Lausanne and Standard & Poor's Warning
United Daily News editorial (Taipei, Taiwan, ROC)
May 26, 2009
International rating agencies seem to be out of step with Taiwan's political rhythms. Taiwan's stock market rose sharply. Media polls clearly show support for government leaders increasing. Yet on the first anniversary of President Ma's inauguration, these agencies issued a number of reports unfavorable to Taiwan.
On May 20, the Management School in Lausanne, Switzerland (IMD) released its Global Competitiveness Report. Taiwan fell 10 places. Moreover, Taiwan's setback was the largest of the Four Asian Tigers. It even lost out to mainland China. Standard & Poor's, the leading international credit rating agency, also released its "stress test" data assessments. Assuming that the economic recession lasts until 2012, it concluded that Taiwan's sovereign credit rating would drop five grades, to BBB. It would be bring up the rear in the Asian region. It would fall behind the Chinese mainland. These two messages were issued by an internationally respected rating agency, and merit serious consideration.
Let's look at the IMD and Standard & Poor's ratings. At first they seem to share no common ground. The IMD believes that five challenges face Taiwan: innovation and the attraction of talent, the creation of a sustainable environment, the promotion of cross-strait relations, effective corporate governance, and financial reforms. The Standard & Poor's assessment notes the budget deficit, debt structure, and financial system. Compare the two assessments and the obvious common ground is the government's finances. The Liu cabinet's debt crisis is undeniably Taiwan's Achilles Heel. The two assessments released on May 20 are not the only ones. The Standard & Poor's ratings earlier this year, and the Fitch credit rating last year, downgraded Taiwan's ratings due to the same concerns. The Ma administration's response to Taiwan's downgraded ratings has focused on Taiwan's R&D and innovation. Actually, all the administration's policies need money. A government's financial solvency is unquestionably more important than anything else.
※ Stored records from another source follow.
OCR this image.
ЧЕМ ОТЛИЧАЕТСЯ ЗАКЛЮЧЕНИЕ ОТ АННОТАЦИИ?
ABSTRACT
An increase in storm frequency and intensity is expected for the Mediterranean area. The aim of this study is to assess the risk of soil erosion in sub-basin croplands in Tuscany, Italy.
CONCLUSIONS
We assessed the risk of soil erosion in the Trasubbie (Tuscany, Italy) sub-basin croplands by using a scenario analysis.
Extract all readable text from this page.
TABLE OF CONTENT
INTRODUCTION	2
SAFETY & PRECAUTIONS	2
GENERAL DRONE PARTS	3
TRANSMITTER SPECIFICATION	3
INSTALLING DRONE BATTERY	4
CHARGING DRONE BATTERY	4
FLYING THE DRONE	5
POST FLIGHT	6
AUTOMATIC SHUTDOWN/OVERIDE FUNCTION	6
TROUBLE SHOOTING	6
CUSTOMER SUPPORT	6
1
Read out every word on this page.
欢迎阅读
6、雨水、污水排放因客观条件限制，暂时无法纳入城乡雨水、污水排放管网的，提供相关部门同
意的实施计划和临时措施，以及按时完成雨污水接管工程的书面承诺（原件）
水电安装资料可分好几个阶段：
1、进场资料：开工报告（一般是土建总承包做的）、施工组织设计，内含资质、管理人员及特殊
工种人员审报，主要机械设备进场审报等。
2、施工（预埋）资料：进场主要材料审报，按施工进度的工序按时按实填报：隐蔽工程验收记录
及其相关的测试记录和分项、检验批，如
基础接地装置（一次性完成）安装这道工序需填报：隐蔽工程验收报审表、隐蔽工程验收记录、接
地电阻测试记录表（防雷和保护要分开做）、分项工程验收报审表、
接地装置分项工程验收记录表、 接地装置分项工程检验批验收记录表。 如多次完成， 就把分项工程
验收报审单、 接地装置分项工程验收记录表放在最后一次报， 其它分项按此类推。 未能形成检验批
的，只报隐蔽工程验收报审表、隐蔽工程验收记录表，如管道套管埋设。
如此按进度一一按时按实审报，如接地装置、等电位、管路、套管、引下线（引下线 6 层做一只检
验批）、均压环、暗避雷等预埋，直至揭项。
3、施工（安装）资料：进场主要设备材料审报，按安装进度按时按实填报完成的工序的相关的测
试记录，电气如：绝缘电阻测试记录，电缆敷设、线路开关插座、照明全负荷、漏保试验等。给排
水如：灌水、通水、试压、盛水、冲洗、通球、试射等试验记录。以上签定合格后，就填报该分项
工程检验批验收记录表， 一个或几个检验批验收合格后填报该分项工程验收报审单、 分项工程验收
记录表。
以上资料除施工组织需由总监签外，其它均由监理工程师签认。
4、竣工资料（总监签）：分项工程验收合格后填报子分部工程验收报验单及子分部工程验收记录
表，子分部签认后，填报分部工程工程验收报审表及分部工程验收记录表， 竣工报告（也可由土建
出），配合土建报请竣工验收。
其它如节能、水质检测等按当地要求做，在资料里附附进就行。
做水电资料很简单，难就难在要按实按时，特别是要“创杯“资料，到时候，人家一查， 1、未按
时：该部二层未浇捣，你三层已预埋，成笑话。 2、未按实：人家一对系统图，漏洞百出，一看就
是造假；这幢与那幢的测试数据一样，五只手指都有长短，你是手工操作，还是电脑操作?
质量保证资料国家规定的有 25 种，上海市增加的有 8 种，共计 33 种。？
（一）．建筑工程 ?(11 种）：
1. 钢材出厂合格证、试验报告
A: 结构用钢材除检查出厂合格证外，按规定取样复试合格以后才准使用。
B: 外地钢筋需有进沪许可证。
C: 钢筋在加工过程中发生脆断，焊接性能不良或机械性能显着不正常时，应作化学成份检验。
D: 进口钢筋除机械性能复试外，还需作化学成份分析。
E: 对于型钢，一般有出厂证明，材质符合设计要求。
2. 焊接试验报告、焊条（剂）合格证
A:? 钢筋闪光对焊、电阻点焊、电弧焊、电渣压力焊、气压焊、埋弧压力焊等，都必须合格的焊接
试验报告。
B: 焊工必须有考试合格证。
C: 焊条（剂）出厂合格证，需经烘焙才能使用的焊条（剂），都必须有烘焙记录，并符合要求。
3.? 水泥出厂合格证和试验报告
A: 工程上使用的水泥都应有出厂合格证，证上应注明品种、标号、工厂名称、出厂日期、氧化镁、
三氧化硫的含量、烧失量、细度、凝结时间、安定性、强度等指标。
We already know Taiwan's Achilles Heel. Therefore we hope the Ma administration will address the problem, and not offer some officialese excuse. For example, high-level cabinet members have cited "a depressed global economy, and increased government spending" as an excuse for Taiwan's worsening deficit. But this argument is at variance with the facts. The financial tsunami and economic depression have swept the globe. Every nation has responded by increasing government spending. So why have the ROC's finances deteriorated more than other countries, and resulted in a rapid downgrading of our sovereign credit rating? All nations face the same recession. So why have our finances deteriorated while our competitors' have improved? This reveals we have special problems that must be confronted honestly.
Over the past year, the harshest domestic criticism of the cabinet has been reserved for the international economic recession. This substantially increased the administration's public expenditures. Yet the administration chose to launch a series of tax cut measures, including income tax cuts, business tax cuts, inheritance tax cuts, and excise tax cuts. These amount to over 100 billion NT per annum, and represent a serious increase in our deficit. Increasing spending while reducing taxes is self-contradictory. Pleasing both sides is impossible. With the economic downturn at home and abroad, and reduced corporate profits, everyone wants a tax cut. Therefore the time is not right for tax cuts. But the Liu cabinet refused to listen, and insisted on looking into tax cuts. It was unable to say no to special interest groups. The predictable result was a loss of revenue, and a deterioration in the government's finances.
In addition to urgent financial problems, the ROC government needs to increase its efficiency and carry out basic infrastructure projects. The IMD rating included over 300 items. One third of these were a survey of opinion leaders. Government efficiency would not show up in the current economic data. But they would leave an impression in the minds of corporate leaders. For example, the Executive Yuan ritually launches a new industry every week. But much of the content is merely a repackaging of the policies of various ministries. It was in a hurry to release its economic recovery program before May 20. But it lacked depth and substance. The administration does not appear to have followed up on the first few policies it implemented. Various ministries often use product placement to promote their policies. But business leaders see right through the government's ineffectual show. This repackaging of the government's policies fail to achieve anything of substance. This is another crisis the Ma administration faces.
The TAIEX rallied just before May 20. But international rating agencies poured cold water on the rally. Anyone who looked only at the TAIEX would say the cabinet is doing better. Anyone who read only the IMD report would recommend that the Cabinet make immediate changes. The welfare of the public on Taiwan over the next few years depends upon how President Ma interprets this discordant data.